In equation form Bayes’ Rule looks like this:

P(X|E) = P(E|X)P(X)/P(E)

Sometimes I find it helpful to put equations in plain language to better understand them.  If Bayes’ Rule was put in plain language describing results from HIV blood testing, it might look like this:

  1. The probability that this person is HIV positive, given a positive blood test =
  2. (My belief about the proportion of the population that is HIV positive X
  3. Probability of a positive blood test if the patient actually has HIV)         ÷
  4. The overall probability of obtaining positive blood test, whether true or false positive

(1)           Posterior Distribution

The posterior distribution is generally what is of interest in an analysis.  The value reported is the probability that the HIV status (parameter) is a specific value (positive or negative) given the observed test result (the current data).  In this way we can infer the value of the parameter, given the data we have and our prior beliefs about the value of the parameter.

(2)           Prior Distribution

The prior distribution represents in mathematical form the belief that one has about a parameter before collecting any data.  It may be that one is collecting data in an area with a low incidence of HIV; here the prior distribution might be p(HIV+) = 0.0001, with a corresponding p(HIV-) = 0.9999.  When collecting data in an area with a high incidence of HIV, one’s beliefs may lead to a prior distribution of this parameter in which p(HIV+) = 0.1 and p(HIV-) = 0.9.  These estimates can be based on previously collected data, other studies, or simply a hunch.

This last point is the hitch that many detractors of Bayesian analysis identify.  There is clearly a subjective component in selection of the prior distribution.  To alleviate this concern, one can use a non-informative prior or “flat prior”, in which the probability for each value of the parameter in question is equal.  Although you lose the ability to incorporate previously acquired knowledge into the analysis, other advantages of Bayesian analysis, such as the simplicity of interim analyses, are maintained.

(3)           Likelihood Function

The likelihood function is a representation of the chances of observing both the data given the specific value(s) of the parameter from the prior distribution.  In the example above, it is the probability that the test result will be positive if the individual is, in fact, HIV positive (the true positive rate).  This might be 0.97; in an alternative example looking at the question of false positives, the likelihood function might take the form of the probability of a positive result in an HIV negative person.  This value might be quite low, such as 0.001.

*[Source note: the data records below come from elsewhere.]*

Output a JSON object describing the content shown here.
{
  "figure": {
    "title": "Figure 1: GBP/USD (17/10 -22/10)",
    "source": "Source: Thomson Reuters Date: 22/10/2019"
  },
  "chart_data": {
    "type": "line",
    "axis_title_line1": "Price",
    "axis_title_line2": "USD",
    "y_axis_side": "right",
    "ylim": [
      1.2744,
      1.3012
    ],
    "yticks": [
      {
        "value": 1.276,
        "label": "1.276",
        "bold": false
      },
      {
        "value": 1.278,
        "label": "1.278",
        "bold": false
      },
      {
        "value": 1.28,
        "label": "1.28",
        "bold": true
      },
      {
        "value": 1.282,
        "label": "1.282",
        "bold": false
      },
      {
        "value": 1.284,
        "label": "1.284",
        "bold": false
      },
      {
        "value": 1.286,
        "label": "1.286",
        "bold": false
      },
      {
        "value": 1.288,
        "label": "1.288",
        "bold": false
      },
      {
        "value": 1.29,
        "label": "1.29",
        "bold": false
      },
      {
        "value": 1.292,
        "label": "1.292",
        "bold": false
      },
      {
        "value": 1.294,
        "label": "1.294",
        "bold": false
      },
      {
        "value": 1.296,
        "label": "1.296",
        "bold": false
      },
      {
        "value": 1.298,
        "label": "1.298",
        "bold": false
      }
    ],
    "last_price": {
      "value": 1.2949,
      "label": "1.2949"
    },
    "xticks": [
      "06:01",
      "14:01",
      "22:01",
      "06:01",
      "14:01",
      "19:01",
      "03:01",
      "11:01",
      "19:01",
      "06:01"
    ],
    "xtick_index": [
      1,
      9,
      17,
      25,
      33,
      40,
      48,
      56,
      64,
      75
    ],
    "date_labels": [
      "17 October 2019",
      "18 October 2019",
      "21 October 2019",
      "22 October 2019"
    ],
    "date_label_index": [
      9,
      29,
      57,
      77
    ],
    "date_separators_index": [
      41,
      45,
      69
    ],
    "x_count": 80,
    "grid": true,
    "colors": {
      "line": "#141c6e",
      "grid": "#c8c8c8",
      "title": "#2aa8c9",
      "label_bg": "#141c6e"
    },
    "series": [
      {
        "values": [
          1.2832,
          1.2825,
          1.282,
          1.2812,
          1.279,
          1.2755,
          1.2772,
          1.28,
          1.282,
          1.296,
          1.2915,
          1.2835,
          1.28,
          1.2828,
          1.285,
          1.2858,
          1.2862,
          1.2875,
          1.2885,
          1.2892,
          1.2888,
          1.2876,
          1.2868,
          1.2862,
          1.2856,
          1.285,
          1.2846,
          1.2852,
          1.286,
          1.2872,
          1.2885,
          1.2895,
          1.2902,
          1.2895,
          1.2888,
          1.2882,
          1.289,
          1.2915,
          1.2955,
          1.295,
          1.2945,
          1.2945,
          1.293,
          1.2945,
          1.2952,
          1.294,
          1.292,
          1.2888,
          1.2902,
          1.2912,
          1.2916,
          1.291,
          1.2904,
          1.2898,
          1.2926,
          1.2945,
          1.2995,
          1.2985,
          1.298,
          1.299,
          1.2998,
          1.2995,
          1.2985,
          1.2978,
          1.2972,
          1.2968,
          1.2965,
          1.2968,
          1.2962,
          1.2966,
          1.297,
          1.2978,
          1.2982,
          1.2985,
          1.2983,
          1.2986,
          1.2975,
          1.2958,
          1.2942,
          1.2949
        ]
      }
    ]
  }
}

(4)           Event Probability

This is simply the overall probability of seeing a positive HIV test, either from a person who is infected with HIV or one who is not.

Credible Interval

The analog of the frequentist confidence interval is the Bayesian credible interval.  I have included it because confidence intervals are so commonly used.  It is derived from the posterior distribution and indicates the range of parameter values that the interval percentage (say 90%) covers and is used to indicate some level of confidence in the value of the parameter being estimated.  In fact, many of us speak of confidence intervals in terms that appropriate to describe the Bayesian credible interval: there is a 90% probability that the value of the parameter is in the interval X to Y.

On to bigger things…

Combining these concepts yields a wide variety potential trial designs.   One of the very cool things about Bayesian analysis is the ability to perform an analysis, then immediately use the resulting posterior distribution as the prior distribution in a subsequent analysis.  This enables interim analyses, adaptive randomization, and other design features that are more difficult, if not undoable, in the frequentist realm.

The models and computation that are required for many of these more useful designs are quite complicated.  But, in principle, all come back to the concepts above.